Saúde passa por processo de descentralização
Na saúde, Riedel apontou a regionalização como uma das principais mudanças estruturais em andamento.
 
O Hospital Regional do Pantanal, em Corumbá, integra essa estratégia.
 
Mato Grosso do Sul possuía anteriormente apenas um grande equipamento regional, o Hospital Regional de Campo Grande. Agora, o Estado avança para chegar ao quinto hospital dentro dessa nova arquitetura.
 
O processo começou por Ponta Porã, avançou para Três Lagoas e chegou a Dourados, onde o trabalho foi iniciado no começo deste ano.
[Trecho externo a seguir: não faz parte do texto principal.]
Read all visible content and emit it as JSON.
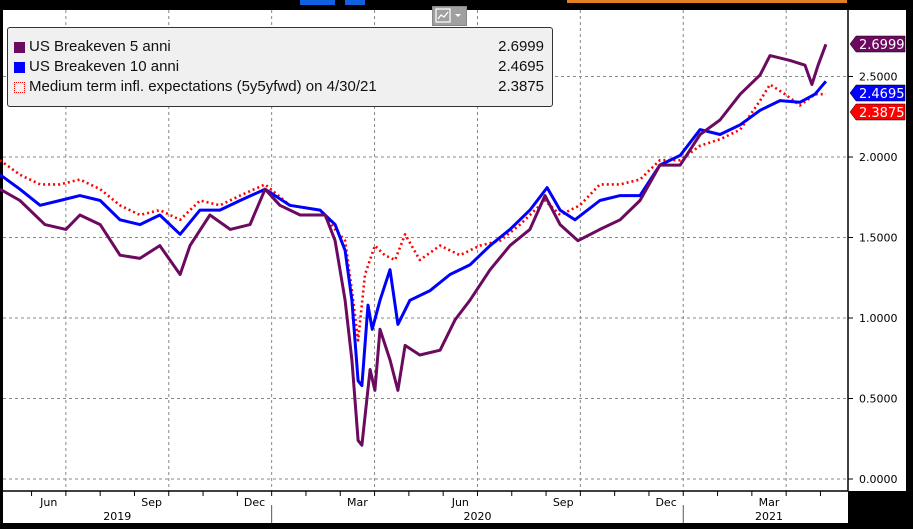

Corumbá representa mais uma etapa da expansão.
 
Em Campo Grande, Riedel afirmou que o Hospital Regional também passa por uma reformulação completa, chegando a 377 novos leitos.
 
A lógica é reduzir a concentração dos serviços e fortalecer estruturas capazes de atender pacientes mais perto das regiões onde vivem.
 
Para o governador, a velocidade do crescimento de Mato Grosso do Sul tornou necessário redesenhar a rede de atendimento.
 
Ele não negou que persistam dificuldades.
 
“Tem problemas, claro que tem, e não são poucos. Mas nós temos que entendê-los, buscar a solução e persegui-la, fazendo investimento para equacionar isso”, afirmou.
 
Para o governador, os gargalos existentes não são problemas encerrados, mas desafios que exigem planejamento, regionalização e continuidade dos investimentos.
 
Segurança mira avanço do crime organizado
Outra frente considerada prioritária pelo governador é a segurança pública.
 
Riedel classificou o avanço das facções criminosas como um dos grandes problemas enfrentados atualmente pelo país e afirmou que Mato Grosso do Sul adotou uma política de enfrentamento direto a esses grupos.
 
Segundo ele, a orientação transmitida às forças estaduais é impedir que organizações criminosas estabeleçam controle sobre áreas do território sul-mato-grossense.
 
“Não vamos permitir que um palmo do território sul-mato-grossense fique fora do alcance da mão forte do Estado, seja na segurança ou na política social”, declarou.
 
O governador disse que o Estado vem realizando investimentos em equipamentos, veículos e armamentos para as forças de segurança.
 
Também afirmou que existe uma programação de curto, médio e longo prazo para o efetivo e anunciou que, depois da eleição, haverá preenchimento de vagas em diferentes regiões de Mato Grosso do Sul.
 
Na visão apresentada por Riedel, a estratégia deve combinar presença do poder público, estrutura das forças policiais e políticas sociais para impedir que organizações criminosas ocupem espaços deixados pelo Estado.